31.07.2026
Internationale Impulse für die Weiterentwicklung des MEDiC-Mentoringprogramms
Die Veranstaltung brachte Expert:innen aus verschiedenen europäischen Hochschulen zusammen.
Am 11. und 12. Juni 2026 nahm Dr. Julia Steinhardt, Koordinatorin für Lehrpraxen und Mentoring im Modellstudiengang Humanmedizin am EUMENT-NET Expert Exchange an der Universität Luxemburg teil. Die vom Europäischen Netzwerk der Mentoring-Programme (EUMENT-NET) ausgerichtete Veranstaltung brachte Expert:innen aus verschiedenen europäischen Hochschulen zusammen, um aktuelle Entwicklungen und Strategien in den Bereichen Mentoring, Chancengleichheit und institutionelle Veränderungsprozesse zu diskutieren.
Im Mittelpunkt stand die Frage, wie Mentoring über die individuelle Karriereförderung hinaus als strategisches Instrument zur Stärkung von Diversität, Chancengleichheit und wissenschaftlicher Exzellenz eingesetzt werden kann. Neben Fachvorträgen boten Workshops und Open-Space-Formate Gelegenheit zum Austausch über bewährte Praxisbeispiele. Diskutiert wurden unter anderem Kriterien für inklusive Mentoring-Programme, Ansätze zur Evaluation ihrer Wirksamkeit sowie die Bedeutung europäischer Netzwerke wie EUMENT-NET für den Wissenstransfer zwischen Hochschulen. Auch die Rolle von Communities of Practice und die Einbindung verschiedener Akteure in Gleichstellungsprozesse wurden als wichtige Erfolgsfaktoren hervorgehoben.
Dr. Julia Steinhardt berichtet: „Für mich war die Teilnahme am EUMENT-NET Expert Exchange eine inspirierende und bereichernde Erfahrung. Der Austausch mit internationalen Kolleg:innen hat mir nicht nur neue Perspektiven eröffnet, sondern auch die Bedeutung eines starken Mentoring-Netzwerks verdeutlicht. Besonders eindrücklich war die Erkenntnis, dass Mentoring weit über die individuelle Förderung hinausgeht: Es ist ein Schlüssel, um Gleichstellung und Vielfalt in der Medizin und Wissenschaft nachhaltig voranzutreiben. Die gewonnenen Erkenntnisse werde ich nutzen, um die Mentoring-Strukturen des MEDiC-Mentoringprogramms weiterzuentwickeln und stärker mit europäischen Standards und Netzwerken zu verknüpfen. Darüber hinaus konnte ich wertvolle Kontakte aufbauen, die für zukünftige Kooperationen im Bereich Mentoring und Gleichstellung von großer Bedeutung sind“.

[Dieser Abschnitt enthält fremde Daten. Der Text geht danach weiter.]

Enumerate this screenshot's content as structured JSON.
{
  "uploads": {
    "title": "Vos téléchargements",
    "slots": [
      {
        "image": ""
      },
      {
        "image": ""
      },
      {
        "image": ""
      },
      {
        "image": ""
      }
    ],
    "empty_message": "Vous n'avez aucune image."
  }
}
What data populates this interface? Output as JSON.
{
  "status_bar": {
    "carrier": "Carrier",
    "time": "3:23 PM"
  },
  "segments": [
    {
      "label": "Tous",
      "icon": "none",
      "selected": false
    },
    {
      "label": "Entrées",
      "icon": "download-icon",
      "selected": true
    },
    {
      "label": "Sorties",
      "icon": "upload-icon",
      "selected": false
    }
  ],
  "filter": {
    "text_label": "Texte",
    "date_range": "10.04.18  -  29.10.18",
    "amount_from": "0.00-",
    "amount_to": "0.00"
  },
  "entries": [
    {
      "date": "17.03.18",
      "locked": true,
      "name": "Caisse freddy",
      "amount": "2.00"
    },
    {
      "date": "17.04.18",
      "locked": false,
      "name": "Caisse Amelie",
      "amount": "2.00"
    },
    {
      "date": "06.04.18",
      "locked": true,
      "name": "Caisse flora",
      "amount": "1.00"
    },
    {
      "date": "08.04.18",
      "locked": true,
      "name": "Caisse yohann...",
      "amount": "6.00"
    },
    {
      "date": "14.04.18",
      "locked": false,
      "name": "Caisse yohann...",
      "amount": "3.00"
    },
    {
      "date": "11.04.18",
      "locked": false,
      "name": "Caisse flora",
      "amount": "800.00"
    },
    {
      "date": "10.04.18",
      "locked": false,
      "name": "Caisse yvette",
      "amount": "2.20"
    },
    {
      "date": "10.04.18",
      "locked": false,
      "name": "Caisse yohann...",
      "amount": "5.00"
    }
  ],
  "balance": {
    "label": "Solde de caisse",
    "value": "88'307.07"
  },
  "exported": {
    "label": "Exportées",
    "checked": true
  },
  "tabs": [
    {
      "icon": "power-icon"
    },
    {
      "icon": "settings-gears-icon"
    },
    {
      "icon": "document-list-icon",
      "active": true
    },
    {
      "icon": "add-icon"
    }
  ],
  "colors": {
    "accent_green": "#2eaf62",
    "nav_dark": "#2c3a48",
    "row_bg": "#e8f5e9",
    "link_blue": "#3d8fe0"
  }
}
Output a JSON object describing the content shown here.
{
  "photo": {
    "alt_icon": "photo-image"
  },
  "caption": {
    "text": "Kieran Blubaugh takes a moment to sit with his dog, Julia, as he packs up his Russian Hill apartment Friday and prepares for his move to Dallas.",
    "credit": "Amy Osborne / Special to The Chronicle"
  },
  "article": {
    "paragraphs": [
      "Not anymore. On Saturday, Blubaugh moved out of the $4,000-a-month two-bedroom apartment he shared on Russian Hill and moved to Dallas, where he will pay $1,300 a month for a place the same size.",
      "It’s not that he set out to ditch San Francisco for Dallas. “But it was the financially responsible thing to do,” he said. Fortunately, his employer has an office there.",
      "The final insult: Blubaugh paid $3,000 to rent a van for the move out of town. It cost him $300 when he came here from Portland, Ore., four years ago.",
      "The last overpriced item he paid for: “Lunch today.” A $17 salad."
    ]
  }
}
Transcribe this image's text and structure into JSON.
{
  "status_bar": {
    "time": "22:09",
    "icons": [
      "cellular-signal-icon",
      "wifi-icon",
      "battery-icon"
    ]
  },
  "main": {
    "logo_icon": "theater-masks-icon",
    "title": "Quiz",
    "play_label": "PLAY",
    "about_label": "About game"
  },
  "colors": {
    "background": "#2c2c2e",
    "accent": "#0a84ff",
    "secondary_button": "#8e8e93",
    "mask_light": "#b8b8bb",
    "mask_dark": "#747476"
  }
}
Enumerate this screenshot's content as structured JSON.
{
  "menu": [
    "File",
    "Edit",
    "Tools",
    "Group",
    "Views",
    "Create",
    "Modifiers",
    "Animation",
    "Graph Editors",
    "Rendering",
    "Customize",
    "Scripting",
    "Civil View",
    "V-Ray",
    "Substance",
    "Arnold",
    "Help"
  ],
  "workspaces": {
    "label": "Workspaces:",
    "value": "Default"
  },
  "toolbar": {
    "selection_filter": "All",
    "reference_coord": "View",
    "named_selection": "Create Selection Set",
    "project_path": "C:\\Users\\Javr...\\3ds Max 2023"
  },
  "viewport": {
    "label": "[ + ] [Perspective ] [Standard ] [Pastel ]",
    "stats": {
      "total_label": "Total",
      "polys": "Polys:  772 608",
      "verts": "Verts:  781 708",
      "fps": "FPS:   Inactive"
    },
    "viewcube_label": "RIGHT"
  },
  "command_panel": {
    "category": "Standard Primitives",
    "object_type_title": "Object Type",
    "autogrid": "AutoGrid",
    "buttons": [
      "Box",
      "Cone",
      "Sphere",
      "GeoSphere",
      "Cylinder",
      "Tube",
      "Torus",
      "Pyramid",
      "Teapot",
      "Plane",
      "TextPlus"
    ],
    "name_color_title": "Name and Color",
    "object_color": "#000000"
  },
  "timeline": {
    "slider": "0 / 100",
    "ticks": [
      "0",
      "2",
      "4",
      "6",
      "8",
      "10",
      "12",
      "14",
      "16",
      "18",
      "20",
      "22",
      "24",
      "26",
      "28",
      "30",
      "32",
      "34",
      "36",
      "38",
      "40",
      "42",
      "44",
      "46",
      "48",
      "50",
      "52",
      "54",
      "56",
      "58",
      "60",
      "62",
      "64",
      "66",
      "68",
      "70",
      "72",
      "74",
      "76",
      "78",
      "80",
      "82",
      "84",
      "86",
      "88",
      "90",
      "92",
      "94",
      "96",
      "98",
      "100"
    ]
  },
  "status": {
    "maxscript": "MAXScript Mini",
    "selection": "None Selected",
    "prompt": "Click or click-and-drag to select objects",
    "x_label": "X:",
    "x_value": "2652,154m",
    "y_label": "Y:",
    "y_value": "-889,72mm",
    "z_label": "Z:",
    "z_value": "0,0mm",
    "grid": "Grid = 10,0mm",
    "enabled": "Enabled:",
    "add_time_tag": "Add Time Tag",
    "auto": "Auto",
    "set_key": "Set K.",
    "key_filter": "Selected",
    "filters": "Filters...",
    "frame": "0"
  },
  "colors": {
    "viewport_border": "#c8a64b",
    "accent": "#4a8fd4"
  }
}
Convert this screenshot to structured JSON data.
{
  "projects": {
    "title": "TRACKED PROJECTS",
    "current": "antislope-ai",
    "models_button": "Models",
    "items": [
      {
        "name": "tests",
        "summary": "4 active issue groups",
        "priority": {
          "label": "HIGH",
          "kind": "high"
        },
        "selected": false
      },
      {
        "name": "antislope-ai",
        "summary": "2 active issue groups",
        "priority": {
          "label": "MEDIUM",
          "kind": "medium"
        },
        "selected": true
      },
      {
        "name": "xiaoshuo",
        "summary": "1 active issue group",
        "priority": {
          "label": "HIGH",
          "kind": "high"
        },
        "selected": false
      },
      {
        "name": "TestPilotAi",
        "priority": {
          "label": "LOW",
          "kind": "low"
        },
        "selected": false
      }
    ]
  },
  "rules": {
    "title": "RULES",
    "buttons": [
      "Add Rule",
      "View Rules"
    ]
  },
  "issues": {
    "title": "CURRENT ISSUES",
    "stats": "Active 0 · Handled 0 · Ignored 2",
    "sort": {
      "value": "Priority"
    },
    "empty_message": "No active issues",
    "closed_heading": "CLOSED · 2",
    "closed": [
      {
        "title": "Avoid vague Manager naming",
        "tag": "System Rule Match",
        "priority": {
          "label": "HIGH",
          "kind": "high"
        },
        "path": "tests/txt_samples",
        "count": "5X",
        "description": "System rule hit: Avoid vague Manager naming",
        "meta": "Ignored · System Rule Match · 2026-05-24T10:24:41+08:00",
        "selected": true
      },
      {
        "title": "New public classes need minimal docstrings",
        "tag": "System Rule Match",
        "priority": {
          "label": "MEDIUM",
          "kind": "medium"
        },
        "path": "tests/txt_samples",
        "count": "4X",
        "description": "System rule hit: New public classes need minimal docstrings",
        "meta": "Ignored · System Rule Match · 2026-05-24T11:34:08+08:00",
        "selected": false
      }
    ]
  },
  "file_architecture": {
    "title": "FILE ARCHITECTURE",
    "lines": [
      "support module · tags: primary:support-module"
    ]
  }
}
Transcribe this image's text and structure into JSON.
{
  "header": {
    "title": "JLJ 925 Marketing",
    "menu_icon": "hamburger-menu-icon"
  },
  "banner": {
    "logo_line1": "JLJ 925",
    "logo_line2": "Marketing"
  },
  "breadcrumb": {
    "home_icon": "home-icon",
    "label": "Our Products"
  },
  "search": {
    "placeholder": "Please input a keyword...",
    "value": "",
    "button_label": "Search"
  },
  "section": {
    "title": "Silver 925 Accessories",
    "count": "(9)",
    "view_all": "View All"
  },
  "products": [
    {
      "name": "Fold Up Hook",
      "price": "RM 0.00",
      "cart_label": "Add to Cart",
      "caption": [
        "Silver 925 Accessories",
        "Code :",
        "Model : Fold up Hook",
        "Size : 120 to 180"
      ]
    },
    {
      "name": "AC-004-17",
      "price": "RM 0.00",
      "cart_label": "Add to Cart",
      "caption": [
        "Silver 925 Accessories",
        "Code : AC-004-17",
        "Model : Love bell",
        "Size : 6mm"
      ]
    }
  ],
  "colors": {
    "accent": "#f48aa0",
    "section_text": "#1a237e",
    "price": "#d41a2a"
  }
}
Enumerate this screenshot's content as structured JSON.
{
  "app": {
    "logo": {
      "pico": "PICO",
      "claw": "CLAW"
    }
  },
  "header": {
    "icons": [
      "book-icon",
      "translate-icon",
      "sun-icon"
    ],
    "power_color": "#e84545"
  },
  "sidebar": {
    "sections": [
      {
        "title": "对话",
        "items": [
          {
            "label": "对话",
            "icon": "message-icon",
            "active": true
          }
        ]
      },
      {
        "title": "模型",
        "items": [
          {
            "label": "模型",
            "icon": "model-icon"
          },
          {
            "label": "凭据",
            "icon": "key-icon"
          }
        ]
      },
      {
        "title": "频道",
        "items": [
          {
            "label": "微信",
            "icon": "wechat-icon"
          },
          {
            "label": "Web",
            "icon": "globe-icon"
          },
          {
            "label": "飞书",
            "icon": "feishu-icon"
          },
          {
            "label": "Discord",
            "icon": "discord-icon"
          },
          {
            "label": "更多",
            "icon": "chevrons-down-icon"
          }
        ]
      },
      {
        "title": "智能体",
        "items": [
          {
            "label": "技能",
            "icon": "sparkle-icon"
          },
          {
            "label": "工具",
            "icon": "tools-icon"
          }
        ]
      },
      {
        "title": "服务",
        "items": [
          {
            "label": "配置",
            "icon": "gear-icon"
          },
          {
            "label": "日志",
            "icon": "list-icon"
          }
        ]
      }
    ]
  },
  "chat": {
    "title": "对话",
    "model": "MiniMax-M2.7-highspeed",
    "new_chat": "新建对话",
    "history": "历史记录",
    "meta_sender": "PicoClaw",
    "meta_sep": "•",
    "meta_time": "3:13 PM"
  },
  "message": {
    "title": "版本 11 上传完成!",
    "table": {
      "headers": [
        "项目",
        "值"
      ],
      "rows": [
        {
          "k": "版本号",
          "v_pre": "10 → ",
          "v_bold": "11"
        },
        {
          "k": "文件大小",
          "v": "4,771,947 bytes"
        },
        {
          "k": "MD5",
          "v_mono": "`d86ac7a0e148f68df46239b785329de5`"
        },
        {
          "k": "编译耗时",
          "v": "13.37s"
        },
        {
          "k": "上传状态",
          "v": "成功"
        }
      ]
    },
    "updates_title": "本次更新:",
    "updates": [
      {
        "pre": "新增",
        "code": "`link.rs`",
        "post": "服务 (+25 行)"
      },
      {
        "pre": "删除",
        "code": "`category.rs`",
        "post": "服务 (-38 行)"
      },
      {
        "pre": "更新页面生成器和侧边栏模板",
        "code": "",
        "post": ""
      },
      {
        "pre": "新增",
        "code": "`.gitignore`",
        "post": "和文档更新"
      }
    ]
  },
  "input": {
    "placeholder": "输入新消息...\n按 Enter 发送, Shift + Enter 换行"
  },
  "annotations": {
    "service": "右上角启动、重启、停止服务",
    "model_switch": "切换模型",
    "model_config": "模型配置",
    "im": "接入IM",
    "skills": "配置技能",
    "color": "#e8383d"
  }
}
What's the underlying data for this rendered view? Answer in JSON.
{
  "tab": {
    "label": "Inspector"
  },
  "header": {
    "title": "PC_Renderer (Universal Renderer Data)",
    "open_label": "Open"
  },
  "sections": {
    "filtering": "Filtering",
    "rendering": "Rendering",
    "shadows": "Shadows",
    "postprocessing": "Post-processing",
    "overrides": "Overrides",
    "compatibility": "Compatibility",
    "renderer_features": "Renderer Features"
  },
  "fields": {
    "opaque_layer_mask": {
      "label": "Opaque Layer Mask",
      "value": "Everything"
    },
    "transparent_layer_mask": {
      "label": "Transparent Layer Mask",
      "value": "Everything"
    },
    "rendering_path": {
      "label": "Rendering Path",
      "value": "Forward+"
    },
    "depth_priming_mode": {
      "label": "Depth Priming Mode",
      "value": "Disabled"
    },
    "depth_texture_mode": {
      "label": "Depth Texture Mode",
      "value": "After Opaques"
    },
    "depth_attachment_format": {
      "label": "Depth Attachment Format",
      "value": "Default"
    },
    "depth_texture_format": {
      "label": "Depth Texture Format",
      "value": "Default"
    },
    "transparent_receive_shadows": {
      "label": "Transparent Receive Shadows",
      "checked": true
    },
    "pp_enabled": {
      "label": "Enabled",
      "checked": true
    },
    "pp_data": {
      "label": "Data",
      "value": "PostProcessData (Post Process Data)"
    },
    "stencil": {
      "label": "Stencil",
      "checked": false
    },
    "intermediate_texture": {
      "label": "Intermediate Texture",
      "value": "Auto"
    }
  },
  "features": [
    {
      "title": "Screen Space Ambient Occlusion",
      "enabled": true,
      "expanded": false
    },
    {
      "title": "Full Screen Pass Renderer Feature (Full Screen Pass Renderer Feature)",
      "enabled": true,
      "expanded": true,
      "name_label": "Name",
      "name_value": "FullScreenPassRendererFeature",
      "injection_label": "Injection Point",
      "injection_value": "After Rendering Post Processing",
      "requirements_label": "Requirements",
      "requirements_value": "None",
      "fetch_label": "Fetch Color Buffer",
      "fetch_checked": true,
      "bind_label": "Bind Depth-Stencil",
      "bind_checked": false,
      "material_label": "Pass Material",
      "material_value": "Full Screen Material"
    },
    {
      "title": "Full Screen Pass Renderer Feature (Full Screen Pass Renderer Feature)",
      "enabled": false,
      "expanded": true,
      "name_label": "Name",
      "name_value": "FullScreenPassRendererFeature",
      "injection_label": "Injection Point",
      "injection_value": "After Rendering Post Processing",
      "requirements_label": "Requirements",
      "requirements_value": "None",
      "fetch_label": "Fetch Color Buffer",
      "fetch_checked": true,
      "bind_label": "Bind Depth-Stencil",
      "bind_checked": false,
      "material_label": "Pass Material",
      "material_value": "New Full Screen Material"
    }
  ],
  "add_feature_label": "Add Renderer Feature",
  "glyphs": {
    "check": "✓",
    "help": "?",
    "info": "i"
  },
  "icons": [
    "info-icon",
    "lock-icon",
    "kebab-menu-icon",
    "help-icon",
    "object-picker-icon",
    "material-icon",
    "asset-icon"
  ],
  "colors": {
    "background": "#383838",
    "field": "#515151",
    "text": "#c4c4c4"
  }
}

Das Mentoringprogramm ist ein zentraler Baustein des Modellstudiengangs. Dieses neuartige Konzept verfolgt das Ziel, durch einen informellen Erfahrungs- und Wissenstransfer die Entwicklung individueller Kompetenzen der Studierenden sowie die beruflichen Ein- und Aufstiegschancen im klinischen und wissenschaftlichen Bereich zu fördern. Das Programm wurde initiiert, um Studierende frühzeitig bei ihrer persönlichen und beruflichen Entwicklung zu unterstützen. Es bietet eine Plattform, die den Austausch zwischen erfahrenen Mentor:innen und Mentees fördert und somit eine Brücke zwischen Theorie und Praxis schlägt. „Als aktives Mitglied im Bundesverband für Mentoring in der Wissenschaft und EUMENT-NET profitiert das MEDiC-Mentoringprogramm vom fachlichen Austausch und der Zusammenarbeit mit anderen Hochschulen und Forschungseinrichtungen. Der internationale Austausch spielt dabei eine zentrale Rolle: EUMENT-NET bietet die Möglichkeit, wertvolle Perspektiven aus anderen Ländern und Institutionen zu gewinnen, die wiederum die Weiterentwicklung der Mentoringstrukturen bereichern“, ergänzt Dr. Steinhardt.